Small mean increases in PR interval were observed with tirzepatide when compared to placebo (mean increase of 1.4 to 3.2 msec and mean decrease of 1.4 msec respectively). No difference in arrhythmia and cardiac conduction disorder treatment emergent events were observed between tirzepatide 5 mg, 10 mg, 15 mg and placebo (3.8%, 2.1%, 3.7% and 3% respectively).
In the placebo-controlled phase 3 studies in patients with BMI ≥27 kg/m² with or without T2DM, treatment with tirzepatide resulted in a maximum mean increase in heart rate of 3 to 5 beats per minute. The maximum mean increase in heart rate in placebo-treated patients was 1 beat per minute.
The percentage of patients who had a change in baseline heart rate of >20 bpm for 2 or more consecutive visits was 1.0%, 2.4% and 3.3%, for tirzepatide 5 mg, 10 mg and 15 mg, respectively, compared with 0.7% for placebo.
Small mean increases in PR interval were observed with tirzepatide and placebo (mean increase of 0.3 to 1.3 msec and of 0.6 msec respectively).
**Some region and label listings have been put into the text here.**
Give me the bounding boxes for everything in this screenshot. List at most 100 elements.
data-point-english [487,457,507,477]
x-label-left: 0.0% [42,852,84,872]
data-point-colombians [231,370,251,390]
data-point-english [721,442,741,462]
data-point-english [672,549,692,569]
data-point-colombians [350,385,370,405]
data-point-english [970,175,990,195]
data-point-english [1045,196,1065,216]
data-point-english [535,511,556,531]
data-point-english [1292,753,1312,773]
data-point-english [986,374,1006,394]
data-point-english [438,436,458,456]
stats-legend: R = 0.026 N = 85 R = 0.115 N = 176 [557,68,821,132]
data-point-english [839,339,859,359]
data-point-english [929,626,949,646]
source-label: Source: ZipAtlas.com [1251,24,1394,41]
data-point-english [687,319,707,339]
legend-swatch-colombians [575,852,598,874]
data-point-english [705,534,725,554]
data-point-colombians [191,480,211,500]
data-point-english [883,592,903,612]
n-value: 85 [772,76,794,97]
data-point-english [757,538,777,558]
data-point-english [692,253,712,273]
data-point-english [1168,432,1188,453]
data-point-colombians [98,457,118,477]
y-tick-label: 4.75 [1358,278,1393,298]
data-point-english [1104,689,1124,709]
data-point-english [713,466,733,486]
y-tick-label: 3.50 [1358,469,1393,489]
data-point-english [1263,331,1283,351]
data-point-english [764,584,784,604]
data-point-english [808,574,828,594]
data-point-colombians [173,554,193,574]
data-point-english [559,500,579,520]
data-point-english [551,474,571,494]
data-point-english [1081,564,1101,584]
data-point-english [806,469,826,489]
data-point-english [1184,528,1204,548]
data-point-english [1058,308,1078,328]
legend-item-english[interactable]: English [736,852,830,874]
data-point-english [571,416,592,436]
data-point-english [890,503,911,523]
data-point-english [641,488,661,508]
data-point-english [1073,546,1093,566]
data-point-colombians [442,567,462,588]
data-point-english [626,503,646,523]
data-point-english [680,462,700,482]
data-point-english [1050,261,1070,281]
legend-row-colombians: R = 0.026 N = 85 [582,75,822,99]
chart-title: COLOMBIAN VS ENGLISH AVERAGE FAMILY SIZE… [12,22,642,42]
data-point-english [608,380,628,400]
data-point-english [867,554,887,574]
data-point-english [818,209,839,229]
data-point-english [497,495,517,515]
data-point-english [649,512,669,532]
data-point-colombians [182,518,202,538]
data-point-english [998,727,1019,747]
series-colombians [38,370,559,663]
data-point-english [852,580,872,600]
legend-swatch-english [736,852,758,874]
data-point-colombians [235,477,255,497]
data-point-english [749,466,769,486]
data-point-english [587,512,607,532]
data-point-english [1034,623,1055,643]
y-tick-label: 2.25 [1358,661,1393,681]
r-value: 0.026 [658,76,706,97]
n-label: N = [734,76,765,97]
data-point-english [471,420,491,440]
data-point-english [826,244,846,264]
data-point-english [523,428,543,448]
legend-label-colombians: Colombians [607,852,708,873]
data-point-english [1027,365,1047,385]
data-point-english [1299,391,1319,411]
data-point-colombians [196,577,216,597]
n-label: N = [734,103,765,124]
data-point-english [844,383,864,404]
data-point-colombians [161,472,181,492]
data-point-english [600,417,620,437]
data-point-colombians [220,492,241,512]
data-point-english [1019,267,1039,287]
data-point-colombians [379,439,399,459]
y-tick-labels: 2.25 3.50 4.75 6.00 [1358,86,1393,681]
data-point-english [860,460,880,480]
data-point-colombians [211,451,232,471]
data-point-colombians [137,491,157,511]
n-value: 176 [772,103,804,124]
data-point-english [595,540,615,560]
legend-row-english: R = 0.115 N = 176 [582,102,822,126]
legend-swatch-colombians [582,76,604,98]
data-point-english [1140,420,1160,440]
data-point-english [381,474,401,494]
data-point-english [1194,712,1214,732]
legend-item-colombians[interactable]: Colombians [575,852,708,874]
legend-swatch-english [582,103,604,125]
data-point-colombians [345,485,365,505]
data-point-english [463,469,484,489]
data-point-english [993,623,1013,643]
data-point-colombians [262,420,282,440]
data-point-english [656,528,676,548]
No difference in arrhythmia and cardiac conduction disorder treatment emergent events were observed between tirzepatide 5 mg, 10 mg, 15 mg and placebo (3.9%, 3.1%, 3.6% and 3.3% respectively).
In the placebo-controlled T2DM phase 3 studies, injection site reactions were increased for tirzepatide (3.2%) compared with placebo (0.4%).
In the placebo-controlled phase 3 studies in patients with BMI ≥27 kg/m² with or without T2DM, injection site reactions were increased for tirzepatide (7.2%) compared with placebo (1.8%).
Overall, in the phase 3 studies, the most common signs and symptoms of injection site reactions were erythema and pruritus. The maximum severity of injection site reactions for patients was mild (91%) or moderate (9%). No injection site reactions were serious.
In the placebo-controlled T2DM phase 3 studies, treatment with tirzepatide resulted in mean increases from baseline in pancreatic amylase of 33% to 38% and lipase of 31% to 42%. Placebo treated patients had an increase from baseline in amylase of 4% and no changes were observed in lipase.
In the placebo-controlled phase 3 studies in patients with BMI ≥27 kg/m² with or without T2DM, treatment with tirzepatide resulted in mean increases from baseline in pancreatic amylase of 20% to 24% and lipase of 29% to 35%. Placebo treated patients had an increase from baseline in amylase of 3.8% and in lipase of 5.3%.